À l’approche du Grand Magal de Touba, prévu le mercredi 13 août, la voix de l’imam principal francophone de la Grande Mosquée de Bruxelles, Mohamed Gallaye Ndiaye, résonne avec force. Invité de l’émission Grand Jury du dimanche sur RFM, le 10 août 2025, le théologien belgo-sénégalais a lancé un vibrant plaidoyer pour que les enseignements de Cheikh Ahmadou Bamba Mbacké, fondateur du mouridisme, soient intégrés dans les programmes scolaires du Sénégal.
« Je pense que jusqu’à aujourd’hui, nous sommes encore des complexés. Pourquoi ne peut-on pas enseigner notre héritage, l’inscrire dans les programmes scolaires pour nos enfants ? » s’est-il interrogé, dénonçant la marginalisation des savoirs et valeurs issus du patrimoine religieux et culturel sénégalais. Pour lui, préserver et transmettre l’héritage de Khadim Rassoul ne relève pas seulement de la foi, mais constitue également un acte fort de construction identitaire et culturelle.
L’imam Ndiaye a insisté sur la nécessité de s’approprier cet héritage à travers un travail collectif, structuré et multidimensionnel. « Nous devons cerner cet héritage. Nous devons l’étudier et nous l’approprier comme il le faut intellectuellement, culturellement, artistiquement, sur tous les plans », a-t-il affirmé, soulignant que nul ne peut se valoriser à l’international sans d’abord exister pleinement dans sa propre identité.
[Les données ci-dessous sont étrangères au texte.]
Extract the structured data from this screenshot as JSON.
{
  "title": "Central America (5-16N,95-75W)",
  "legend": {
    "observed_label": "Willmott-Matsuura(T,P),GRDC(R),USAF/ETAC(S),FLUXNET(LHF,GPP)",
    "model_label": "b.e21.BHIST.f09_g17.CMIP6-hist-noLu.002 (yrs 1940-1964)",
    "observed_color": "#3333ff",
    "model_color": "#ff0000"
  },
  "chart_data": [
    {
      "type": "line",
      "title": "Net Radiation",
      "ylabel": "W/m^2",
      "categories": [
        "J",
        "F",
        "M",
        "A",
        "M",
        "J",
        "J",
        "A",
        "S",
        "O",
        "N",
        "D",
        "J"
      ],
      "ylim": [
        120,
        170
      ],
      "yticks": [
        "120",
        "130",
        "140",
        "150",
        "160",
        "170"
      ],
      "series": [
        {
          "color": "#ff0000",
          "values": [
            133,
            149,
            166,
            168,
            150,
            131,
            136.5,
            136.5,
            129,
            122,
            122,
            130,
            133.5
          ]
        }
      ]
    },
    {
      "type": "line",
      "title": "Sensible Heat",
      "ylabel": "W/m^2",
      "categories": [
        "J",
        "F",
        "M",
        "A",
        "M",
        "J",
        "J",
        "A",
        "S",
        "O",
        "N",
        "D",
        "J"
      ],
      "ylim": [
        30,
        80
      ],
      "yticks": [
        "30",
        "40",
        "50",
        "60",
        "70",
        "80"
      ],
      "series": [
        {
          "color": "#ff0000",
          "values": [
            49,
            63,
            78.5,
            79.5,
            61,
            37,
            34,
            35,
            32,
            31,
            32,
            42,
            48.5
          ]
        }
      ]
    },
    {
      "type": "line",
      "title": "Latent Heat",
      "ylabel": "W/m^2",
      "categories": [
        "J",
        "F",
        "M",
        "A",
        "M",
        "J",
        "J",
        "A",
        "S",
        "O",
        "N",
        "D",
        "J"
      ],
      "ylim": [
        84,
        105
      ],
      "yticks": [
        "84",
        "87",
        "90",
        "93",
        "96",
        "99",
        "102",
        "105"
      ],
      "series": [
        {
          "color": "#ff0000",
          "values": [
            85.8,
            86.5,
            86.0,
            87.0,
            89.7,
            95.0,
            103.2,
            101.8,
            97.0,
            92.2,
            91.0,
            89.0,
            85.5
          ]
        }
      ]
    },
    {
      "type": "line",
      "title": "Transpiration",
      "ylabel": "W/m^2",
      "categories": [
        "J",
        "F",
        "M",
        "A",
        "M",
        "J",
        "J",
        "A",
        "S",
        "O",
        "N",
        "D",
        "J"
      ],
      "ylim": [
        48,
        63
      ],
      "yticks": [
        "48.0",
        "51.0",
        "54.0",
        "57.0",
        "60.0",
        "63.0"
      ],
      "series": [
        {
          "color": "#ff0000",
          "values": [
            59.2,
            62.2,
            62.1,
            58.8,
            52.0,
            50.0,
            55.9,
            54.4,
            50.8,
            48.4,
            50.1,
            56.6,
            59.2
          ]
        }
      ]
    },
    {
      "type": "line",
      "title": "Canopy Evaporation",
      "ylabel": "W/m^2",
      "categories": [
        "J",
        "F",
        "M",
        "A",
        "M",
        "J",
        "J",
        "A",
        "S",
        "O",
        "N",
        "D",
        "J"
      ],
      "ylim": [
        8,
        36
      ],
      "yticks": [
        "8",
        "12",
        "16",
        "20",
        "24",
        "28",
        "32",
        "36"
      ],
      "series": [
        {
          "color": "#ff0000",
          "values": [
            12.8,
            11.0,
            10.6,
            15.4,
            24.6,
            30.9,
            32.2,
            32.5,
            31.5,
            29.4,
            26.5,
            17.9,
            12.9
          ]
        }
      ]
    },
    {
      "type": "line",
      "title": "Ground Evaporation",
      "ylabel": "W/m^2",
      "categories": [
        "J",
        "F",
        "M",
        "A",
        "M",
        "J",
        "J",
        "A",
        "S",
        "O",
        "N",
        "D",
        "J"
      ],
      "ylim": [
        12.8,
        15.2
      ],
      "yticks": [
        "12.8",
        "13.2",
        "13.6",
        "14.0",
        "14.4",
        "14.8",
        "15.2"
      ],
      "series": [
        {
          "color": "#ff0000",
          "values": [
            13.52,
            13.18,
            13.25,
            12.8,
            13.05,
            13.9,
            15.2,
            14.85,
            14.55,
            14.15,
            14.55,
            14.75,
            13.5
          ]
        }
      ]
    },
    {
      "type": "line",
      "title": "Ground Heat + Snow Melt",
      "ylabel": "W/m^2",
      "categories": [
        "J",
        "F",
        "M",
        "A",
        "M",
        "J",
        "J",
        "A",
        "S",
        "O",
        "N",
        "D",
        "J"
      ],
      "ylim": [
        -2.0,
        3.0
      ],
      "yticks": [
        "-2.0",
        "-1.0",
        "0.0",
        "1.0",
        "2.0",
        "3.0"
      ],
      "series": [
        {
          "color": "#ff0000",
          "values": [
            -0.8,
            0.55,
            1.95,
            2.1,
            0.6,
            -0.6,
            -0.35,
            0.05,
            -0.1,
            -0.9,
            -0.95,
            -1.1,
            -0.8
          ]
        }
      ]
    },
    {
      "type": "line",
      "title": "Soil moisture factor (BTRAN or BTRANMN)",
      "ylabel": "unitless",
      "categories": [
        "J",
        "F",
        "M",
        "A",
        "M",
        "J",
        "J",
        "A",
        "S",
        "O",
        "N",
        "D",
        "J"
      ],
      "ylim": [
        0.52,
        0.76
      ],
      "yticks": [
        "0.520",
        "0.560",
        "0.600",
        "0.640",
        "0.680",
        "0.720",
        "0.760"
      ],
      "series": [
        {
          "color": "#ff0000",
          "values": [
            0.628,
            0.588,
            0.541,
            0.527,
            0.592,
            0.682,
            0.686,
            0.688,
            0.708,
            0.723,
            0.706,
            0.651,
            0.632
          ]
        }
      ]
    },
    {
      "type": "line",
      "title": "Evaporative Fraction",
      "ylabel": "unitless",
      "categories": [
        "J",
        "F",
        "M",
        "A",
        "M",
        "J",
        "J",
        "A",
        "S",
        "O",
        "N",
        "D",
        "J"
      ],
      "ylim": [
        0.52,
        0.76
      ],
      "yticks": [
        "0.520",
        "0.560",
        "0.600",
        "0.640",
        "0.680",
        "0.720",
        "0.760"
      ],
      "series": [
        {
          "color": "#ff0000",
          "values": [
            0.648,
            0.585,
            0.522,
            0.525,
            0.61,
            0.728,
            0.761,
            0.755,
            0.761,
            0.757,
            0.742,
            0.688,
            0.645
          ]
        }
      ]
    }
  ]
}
En liant son appel au contexte du Grand Magal, il propose que ce rassemblement religieux et culturel majeur soit également un moment de réflexion sur les moyens concrets d’inscrire la pensée bambaïenne dans l’éducation nationale. À ses yeux, il s’agit de donner aux jeunes générations les outils pour comprendre, vivre et incarner les valeurs spirituelles, intellectuelles et morales transmises par Cheikh Ahmadou Bamba, afin qu’elles puissent s’en inspirer dans la construction d’un Sénégal plus affirmé dans son identité et plus solide face aux défis contemporains.